Renaud Capuçon: Chausson

The Strad Issue: July 2026

Description: A warmly consoling tribute to a much-missed artist

Musicians: Renaud Capuçon (violin) Nicholas Angelich (piano) Ébène Quartet, Brussels Philharmonic/ Stéphane Denève

Works: Chausson: Concert; Poème

Catalogue number: ERATO 2685456552

Chausson’s Concert, written in 1888–91 when he was breaking away from German influences, came only a few years after he had travelled to Bayreuth to worship at Wagner’s altar. More than in the later Poème for violin and orchestra, the Concert owes a debt to César Franck, not least in its chromatic harmony and cyclic form. Franck’s spirit also hovers over the first movement’s brooding mystery. Nicholas Angelich brings supple fluidity to the web of gothic arpeggios (he also revels in the porcelain upper register of his piano) and Renaud Capuçon brings fearless playing, whether in the heroic first theme or at the point when the second theme appears in octaves. His sweet tone in the Sicilienne brings a pastoral lift, while the Ébène Quartet gently babbles and surges. The Grave is the highlight, Capuçon creating intimacy with reduced vibrato and matching the mood of Angelich’s slowly snaking chromaticism. At the movement’s end the music drifts magically away to remoter depths.
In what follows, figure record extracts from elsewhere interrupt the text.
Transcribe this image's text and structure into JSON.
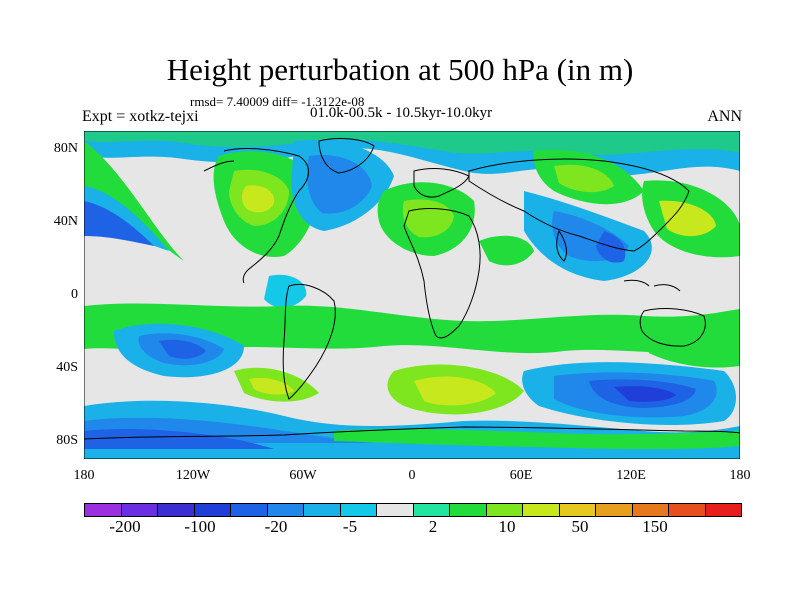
{
  "title": "Height perturbation at 500 hPa (in m)",
  "stats": "rmsd= 7.40009 diff= -1.3122e-08",
  "experiment": "Expt = xotkz-tejxi",
  "period": "01.0k-00.5k - 10.5kyr-10.0kyr",
  "season": "ANN",
  "y_axis_labels": [
    "80N",
    "40N",
    "0",
    "40S",
    "80S"
  ],
  "x_axis_labels": [
    "180",
    "120W",
    "60W",
    "0",
    "60E",
    "120E",
    "180"
  ],
  "colorbar": {
    "colors": [
      "#9b30e0",
      "#6a2fe0",
      "#3a2fd0",
      "#1f3fd8",
      "#1e63e6",
      "#1f88ea",
      "#1ab1e8",
      "#14c8e8",
      "#e6e6e6",
      "#22e6a0",
      "#22dc3c",
      "#7ee61e",
      "#c8e81e",
      "#e6c81e",
      "#e6a01e",
      "#e6781e",
      "#e6501e",
      "#e61e1e"
    ],
    "tick_labels": [
      "-200",
      "-100",
      "-20",
      "-5",
      "2",
      "10",
      "50",
      "150"
    ]
  },
  "legend_levels": [
    "-200",
    "-100",
    "-20",
    "-5",
    "2",
    "10",
    "50",
    "150"
  ]
}
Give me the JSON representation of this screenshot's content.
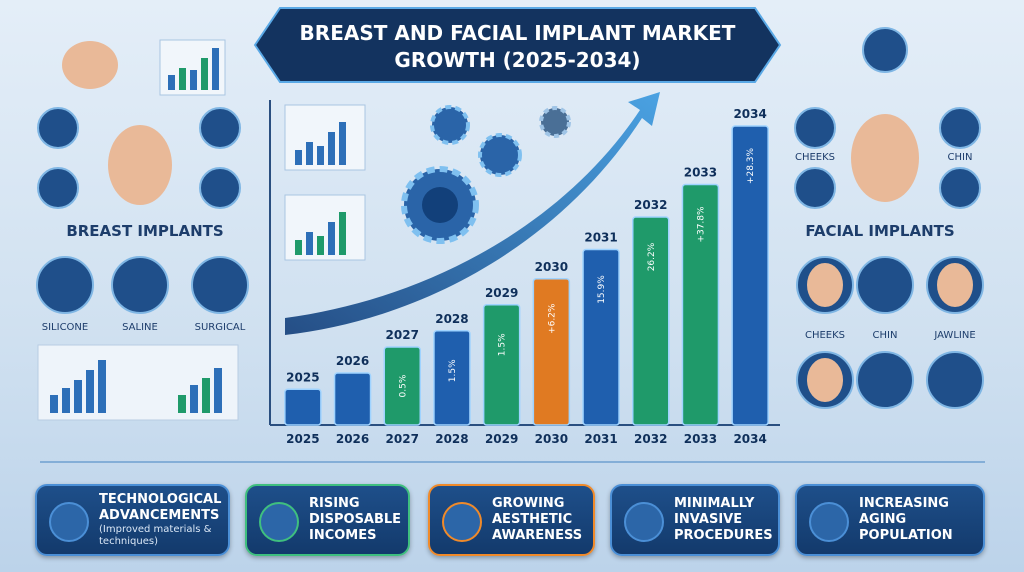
{
  "title": "BREAST AND FACIAL IMPLANT MARKET GROWTH (2025-2034)",
  "chart_data": {
    "type": "bar",
    "categories": [
      "2025",
      "2026",
      "2027",
      "2028",
      "2029",
      "2030",
      "2031",
      "2032",
      "2033",
      "2034"
    ],
    "values": [
      11,
      16,
      24,
      29,
      37,
      45,
      54,
      64,
      74,
      92
    ],
    "colors": [
      "#1f5fae",
      "#1f5fae",
      "#1f9a6a",
      "#1f5fae",
      "#1f9a6a",
      "#e07a22",
      "#1f5fae",
      "#1f9a6a",
      "#1f9a6a",
      "#1f5fae"
    ],
    "bar_notes": [
      null,
      null,
      "0.5%",
      "1.5%",
      "1.5%",
      "+6.2%",
      "15.9%",
      "26.2%",
      "+37.8%",
      "+28.3%"
    ],
    "ylim": [
      0,
      100
    ]
  },
  "breast_implants": {
    "heading": "BREAST IMPLANTS",
    "types": [
      "SILICONE",
      "SALINE",
      "SURGICAL"
    ]
  },
  "facial_implants": {
    "heading": "FACIAL IMPLANTS",
    "top_types": [
      "CHEEKS",
      "CHIN"
    ],
    "types": [
      "CHEEKS",
      "CHIN",
      "JAWLINE"
    ]
  },
  "drivers": [
    {
      "title": "TECHNOLOGICAL ADVANCEMENTS",
      "note": "(Improved materials & techniques)"
    },
    {
      "title": "RISING DISPOSABLE INCOMES"
    },
    {
      "title": "GROWING AESTHETIC AWARENESS"
    },
    {
      "title": "MINIMALLY INVASIVE PROCEDURES"
    },
    {
      "title": "INCREASING AGING POPULATION"
    }
  ]
}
Capuçon sustains a narrative quality in the long singing lines of the Poème, while also playing with confident flair. The passages of Bach-like implied counterpoint are beautifully clean. This is an effective pairing featuring high-class playing, and also a fitting tribute to the late Nicholas Angelich, with whom Capuçon had worked since the 1990s.